Gravy
It is late afternoon a few days after Christmas. The pale gray sky is rapidly dimming. It is cold out and damp. It will freeze tonight, lightly. Not enough moisture to make ice or snow. I have some fish marinating, tomatoes sliced, and some garlic asparagus ready to broil. It is late at night, end of year, time to think things over, quiet. There is much to consider today.
I had a heart monitor put in place today. It is exterior, taped to my, now, shaved and sandpapered chest. It will stay with me for two weeks unless the adhesive gives in and the monitor falls off. There have been heart rate ups and downs for a while, and so the doctor wanted to track them. Having this transmitter taped to my chest makes the issue real. It is disturbing that I might have heart problems. The idea has been in the background of my thoughts for a while, now it is in the forefront.
I have always cooked. I learned from my father, who raised himself. His oldest brother was thirty years older than him. Between them eight other brothers and one sister. He had to cook and sew. As I grew up, he was often in the kitchen; he worked rotating shifts as a cop and because my mom worked also, he often made dinner, or a big breakfast. He frequently made beans and ham, which he had for breakfast the next day. Apparently, while he was in the navy during the war, beans for dinner automatically translated into beans for breakfast (it was WWII and rationing was on, even in the service if you were stationed stateside, which he was). He put sugar on them.
Between his teaching, if only by my observation of him doing it, my many years as a Boy Scout, and my one summer on my own, I became a fair cook. By the end of our first week of marriage, it was silently acknowledged that I would do the cooking. Hence (I love to use that word), I was often in the kitchen helping Lydia’s mom, when we were invited over for dinner. Early in our marriage, Lydia’s mom, Virginia, gave me her copy of The Joy of Cooking. It had been given to her in 1954. I still have it and still use it. When I take it down, it automatically falls open to “gravy”.
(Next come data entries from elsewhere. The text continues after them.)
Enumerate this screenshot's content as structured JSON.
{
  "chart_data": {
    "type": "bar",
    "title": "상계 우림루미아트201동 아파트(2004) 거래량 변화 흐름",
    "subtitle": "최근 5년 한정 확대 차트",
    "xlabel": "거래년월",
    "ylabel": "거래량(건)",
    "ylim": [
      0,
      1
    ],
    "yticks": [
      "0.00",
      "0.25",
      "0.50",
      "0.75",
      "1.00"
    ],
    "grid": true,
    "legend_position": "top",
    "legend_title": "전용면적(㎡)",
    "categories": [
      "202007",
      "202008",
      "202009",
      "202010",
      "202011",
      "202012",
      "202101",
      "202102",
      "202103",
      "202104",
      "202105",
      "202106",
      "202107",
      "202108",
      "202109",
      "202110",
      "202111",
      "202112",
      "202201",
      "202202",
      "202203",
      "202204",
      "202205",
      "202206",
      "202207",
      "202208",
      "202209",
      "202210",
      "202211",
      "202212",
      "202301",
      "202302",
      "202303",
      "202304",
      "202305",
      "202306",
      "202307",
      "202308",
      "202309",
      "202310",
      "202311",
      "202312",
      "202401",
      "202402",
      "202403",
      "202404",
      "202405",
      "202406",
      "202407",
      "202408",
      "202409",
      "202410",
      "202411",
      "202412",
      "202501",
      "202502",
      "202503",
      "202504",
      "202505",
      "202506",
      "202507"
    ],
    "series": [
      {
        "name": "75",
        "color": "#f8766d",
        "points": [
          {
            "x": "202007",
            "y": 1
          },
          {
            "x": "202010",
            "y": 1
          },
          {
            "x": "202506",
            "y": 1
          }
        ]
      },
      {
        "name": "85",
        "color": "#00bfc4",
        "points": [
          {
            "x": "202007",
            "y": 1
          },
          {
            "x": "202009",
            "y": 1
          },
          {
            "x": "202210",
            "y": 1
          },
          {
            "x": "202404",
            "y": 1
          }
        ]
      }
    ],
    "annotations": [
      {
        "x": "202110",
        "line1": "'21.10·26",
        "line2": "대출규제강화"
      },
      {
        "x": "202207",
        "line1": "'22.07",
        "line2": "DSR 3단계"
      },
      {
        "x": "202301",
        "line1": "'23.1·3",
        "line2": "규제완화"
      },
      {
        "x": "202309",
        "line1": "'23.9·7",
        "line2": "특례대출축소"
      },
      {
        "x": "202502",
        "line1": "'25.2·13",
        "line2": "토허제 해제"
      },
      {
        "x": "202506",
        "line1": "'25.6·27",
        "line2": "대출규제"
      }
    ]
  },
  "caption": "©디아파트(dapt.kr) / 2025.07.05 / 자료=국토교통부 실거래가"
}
I don’t need a cookbook to tell me how to make gravy. I make it for dinner and breakfast. I make brown gravy, sausage gravy, milk gravy, pepper gravy, and redeye gravy.
What I want on that page is a hidden gem from Irma Rombauer, the author. On page 426 of my copy, Irma offers words of advice that speak to the self sufficiency of the young, the struggling, the beginners of this life. Speaking of gravy, she says “if it is not good, make it so.” That is the instruction, the guidance she offers. My wife, the green thumb of the family, says “grow where you’re planted.” Damn, women just know stuff.
So, here I sit, a heart monitor on my chest, an old cookbook in my hand, knowing that it is time to get up and go cook supper. There isn’t any gravy tonight. It won’t need any. It will be good, because I made it so.